Greatness is always nearby, it is inside you and in the person next to you, if you can identify it.

© Aviv Shahar

Leading From The Inside

Rachel is a bright executive. She moved swiftly up the corporate ladder and was given responsibility for a large division in her company. She relocated and quickly adapted. Yet, for a few months Rachel continued to struggle. She hadn’t been able to communicate effectively with a key manager. He had been a talented manager and she tried a number of approaches but simply couldn’t get through to him.
When we spoke about her struggle it became clear to Rachel that it was not the manager she was struggling with. It was herself. “It’s my own internal sense of clarity and direction that I am having difficulty finding. My ineffectiveness with this manager is just a by-product. It’s not about him, it’s about me.”

The lights turned on for her when she realized this and proceeded to articulate that what she faced was not ‘doing’ things differently, rather it was finding a new, more powerful sense of ‘being’. It was not a technique to be found on the outside – it was a new knowledge of self, inside her, that she was looking for.

I challenged Rachel to clarify and reach for the things that were absolutely essential for – her core values and vision for herself. She came back with a tremendous sense of self-discovery, liberation and strength. Rachel then realized that she had released something powerful within. She had found a more authentic voice and the results were thrilling.
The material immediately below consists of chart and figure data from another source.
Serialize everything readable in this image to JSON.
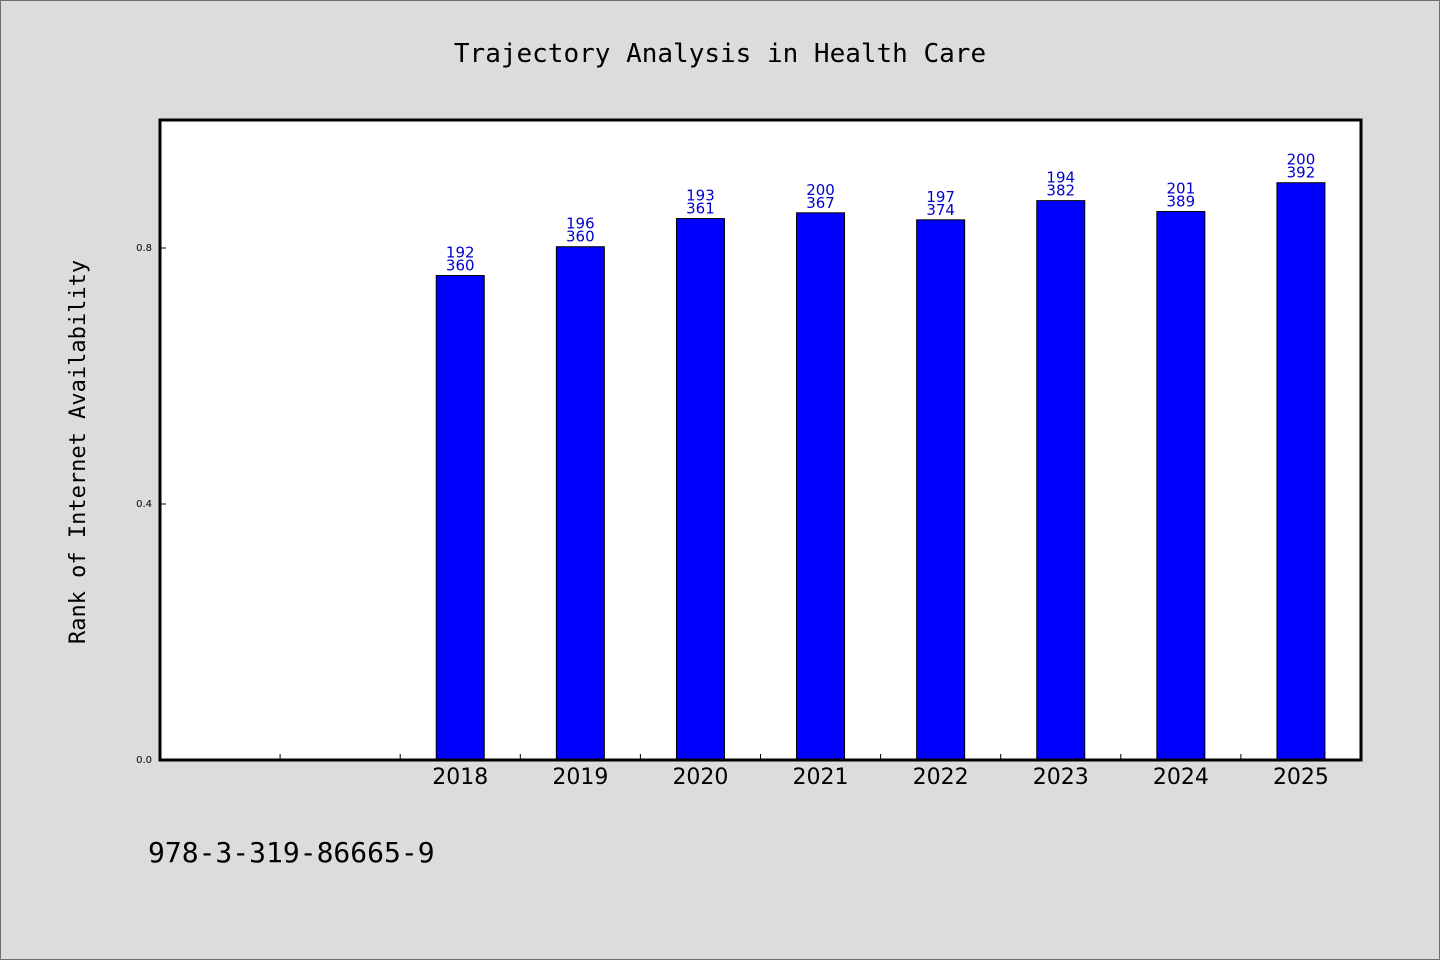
{
  "chart_data": {
    "type": "bar",
    "title": "Trajectory Analysis in Health Care",
    "ylabel": "Rank of Internet Availability",
    "xlabel": "",
    "categories": [
      "",
      "",
      "2018",
      "2019",
      "2020",
      "2021",
      "2022",
      "2023",
      "2024",
      "2025"
    ],
    "series": [
      {
        "values": [
          null,
          null,
          0.757,
          0.802,
          0.846,
          0.855,
          0.844,
          0.874,
          0.857,
          0.902
        ],
        "labels_top": [
          "",
          "",
          "192",
          "196",
          "193",
          "200",
          "197",
          "194",
          "201",
          "200"
        ],
        "labels_bottom": [
          "",
          "",
          "360",
          "360",
          "361",
          "367",
          "374",
          "382",
          "389",
          "392"
        ]
      }
    ],
    "ylim": [
      0,
      1.0
    ],
    "yticks": [
      "0.0",
      "0.4",
      "0.8"
    ],
    "ytick_values": [
      0.0,
      0.4,
      0.8
    ],
    "grid": false,
    "bar_color": "#0000ff",
    "label_color": "#0000cc"
  },
  "footer_text": "978-3-319-86665-9"
}
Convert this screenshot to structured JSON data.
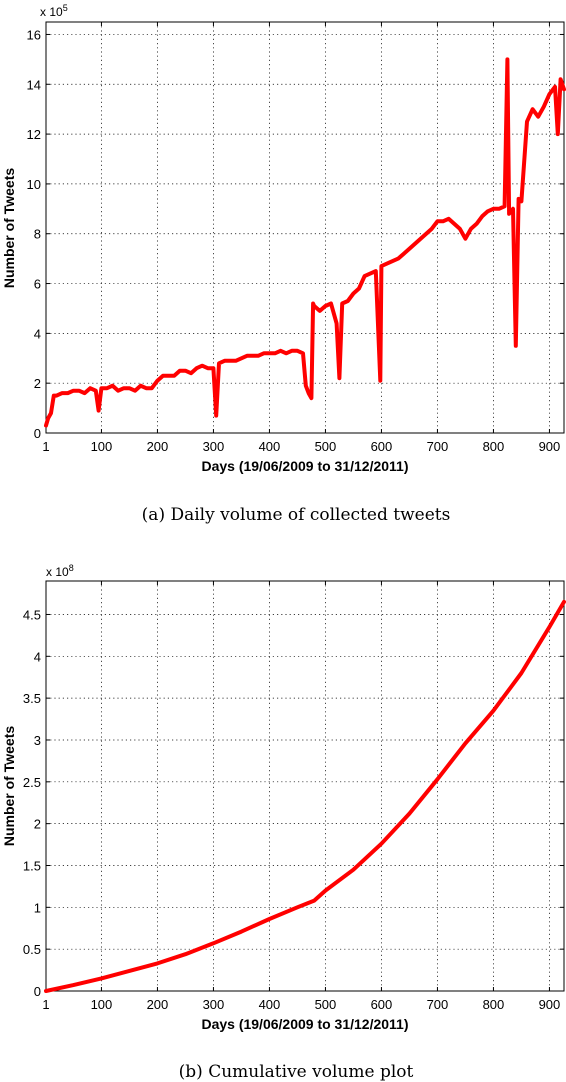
{
  "chart_data": [
    {
      "type": "line",
      "xlabel": "Days (19/06/2009 to 31/12/2011)",
      "ylabel": "Number of Tweets",
      "y_exponent_label": "x 10",
      "y_exponent_power": "5",
      "caption": "(a)  Daily volume of collected tweets",
      "xlim": [
        1,
        926
      ],
      "ylim": [
        0,
        16.5
      ],
      "xticks": [
        1,
        100,
        200,
        300,
        400,
        500,
        600,
        700,
        800,
        900
      ],
      "yticks": [
        0,
        2,
        4,
        6,
        8,
        10,
        12,
        14,
        16
      ],
      "grid": true,
      "line_color": "#ff0000",
      "series": [
        {
          "values_x": [
            1,
            5,
            10,
            15,
            20,
            30,
            40,
            50,
            60,
            70,
            80,
            90,
            95,
            100,
            110,
            120,
            130,
            140,
            150,
            160,
            170,
            180,
            190,
            200,
            210,
            220,
            230,
            240,
            250,
            260,
            270,
            280,
            290,
            300,
            305,
            310,
            320,
            330,
            340,
            350,
            360,
            370,
            380,
            390,
            400,
            410,
            420,
            430,
            440,
            450,
            460,
            465,
            470,
            475,
            478,
            480,
            490,
            500,
            510,
            520,
            525,
            530,
            540,
            550,
            560,
            570,
            580,
            590,
            598,
            600,
            610,
            620,
            630,
            640,
            650,
            660,
            670,
            680,
            690,
            700,
            710,
            720,
            730,
            740,
            750,
            760,
            770,
            780,
            790,
            800,
            810,
            820,
            825,
            828,
            835,
            840,
            845,
            850,
            860,
            870,
            880,
            890,
            900,
            910,
            915,
            920,
            926
          ],
          "values_y": [
            0.3,
            0.6,
            0.8,
            1.5,
            1.5,
            1.6,
            1.6,
            1.7,
            1.7,
            1.6,
            1.8,
            1.7,
            0.9,
            1.8,
            1.8,
            1.9,
            1.7,
            1.8,
            1.8,
            1.7,
            1.9,
            1.8,
            1.8,
            2.1,
            2.3,
            2.3,
            2.3,
            2.5,
            2.5,
            2.4,
            2.6,
            2.7,
            2.6,
            2.6,
            0.7,
            2.8,
            2.9,
            2.9,
            2.9,
            3.0,
            3.1,
            3.1,
            3.1,
            3.2,
            3.2,
            3.2,
            3.3,
            3.2,
            3.3,
            3.3,
            3.2,
            1.9,
            1.6,
            1.4,
            5.2,
            5.1,
            4.9,
            5.1,
            5.2,
            4.4,
            2.2,
            5.2,
            5.3,
            5.6,
            5.8,
            6.3,
            6.4,
            6.5,
            2.1,
            6.7,
            6.8,
            6.9,
            7.0,
            7.2,
            7.4,
            7.6,
            7.8,
            8.0,
            8.2,
            8.5,
            8.5,
            8.6,
            8.4,
            8.2,
            7.8,
            8.2,
            8.4,
            8.7,
            8.9,
            9.0,
            9.0,
            9.1,
            15.0,
            8.8,
            9.0,
            3.5,
            9.4,
            9.3,
            12.5,
            13.0,
            12.7,
            13.1,
            13.6,
            13.9,
            12.0,
            14.2,
            13.8
          ]
        }
      ]
    },
    {
      "type": "line",
      "xlabel": "Days (19/06/2009 to 31/12/2011)",
      "ylabel": "Number of Tweets",
      "y_exponent_label": "x 10",
      "y_exponent_power": "8",
      "caption": "(b)  Cumulative volume plot",
      "xlim": [
        1,
        926
      ],
      "ylim": [
        0,
        4.9
      ],
      "xticks": [
        1,
        100,
        200,
        300,
        400,
        500,
        600,
        700,
        800,
        900
      ],
      "yticks": [
        0,
        0.5,
        1,
        1.5,
        2,
        2.5,
        3,
        3.5,
        4,
        4.5
      ],
      "ytick_labels": [
        "0",
        "0.5",
        "1",
        "1.5",
        "2",
        "2.5",
        "3",
        "3.5",
        "4",
        "4.5"
      ],
      "grid": true,
      "line_color": "#ff0000",
      "series": [
        {
          "values_x": [
            1,
            50,
            100,
            150,
            200,
            250,
            300,
            350,
            400,
            450,
            480,
            500,
            550,
            600,
            650,
            700,
            750,
            800,
            850,
            900,
            926
          ],
          "values_y": [
            0.0,
            0.07,
            0.15,
            0.24,
            0.33,
            0.44,
            0.57,
            0.71,
            0.86,
            1.0,
            1.08,
            1.2,
            1.45,
            1.76,
            2.12,
            2.53,
            2.96,
            3.35,
            3.8,
            4.35,
            4.65
          ]
        }
      ]
    }
  ]
}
In the weeks following our coaching, Rachel was cruising at a different altitude. Her focus and enhanced effectiveness surprised even her. “It’s as though I have new amperage about me and there is a kind of grace and joy that accompanies all that I do. My communication is clearer and more confident. It is not an act. I have a compelling inner sense of what is important, of my values and of what I cannot compromise. People respond to me differently. I was able to find a powerful new clarity with the manager I had struggled with previously. I haven’t really changed a lot of what I say; it’s that I am now able to come out from a different place. The conviction and the energy come from the inside and other people can’t help but notice.”

© Aviv Shahar

“Innovation, Not Love Makes the World Go Round”

The Economist special report on innovation: “Something new under the sun” quotes John Dryden of the OECD: “We firmly believe that innovation, not love, makes the world go round.” Dryden makes an important point but misses the bigger point. The bigger point is that the driver of innovation is love and passion. What drives innovation is the love of new ideas and new solutions. It’s the passion to create new opportunities, experiences and services, and the disciplined love to drive and execute these to establish a new reality.

The Economist further elaborates on the polarity of GE execution-focused approach to innovation, which emphasizes “operational excellence”, versus Google’s approach to innovation that emphasize free-ranging play by granting its engineers permission to spend 20% of their time on pet projects. GE’s CEO, Jeffrey Immelt, brings the “What matters gets measured” mindset to innovation, while Eric Schmidt, Google’s CEO, declares that trying to measure his firm’s innovation process would choke it off all together. It’s the science versus art argument that again misses the point, as most polarity debates do. The greater power and opportunity is in integrating art and science. The integration point of science and art, and of the execution-based and the free-range approaches to innovation is a disciplined love. Great scientists and engineers get up in the morning like great artists and authors – they cannot wait to get into the process they love so much – the process that takes them to the next step of discovery and realization, the process that gets results.

In our program, The Three Propulsions of Great Companies – A Template for Greatness, managers focus on their best practices and on ways to unleash innovation. Amber Network offers practices and disciplines that cover the whole range from focused execution to innovation, where these are not mutually exclusive but integrated into the passionate art and science of getting results. It’s time to stop the polarity argument and create a whole-person, whole-organization integral approach to innovation that gets results.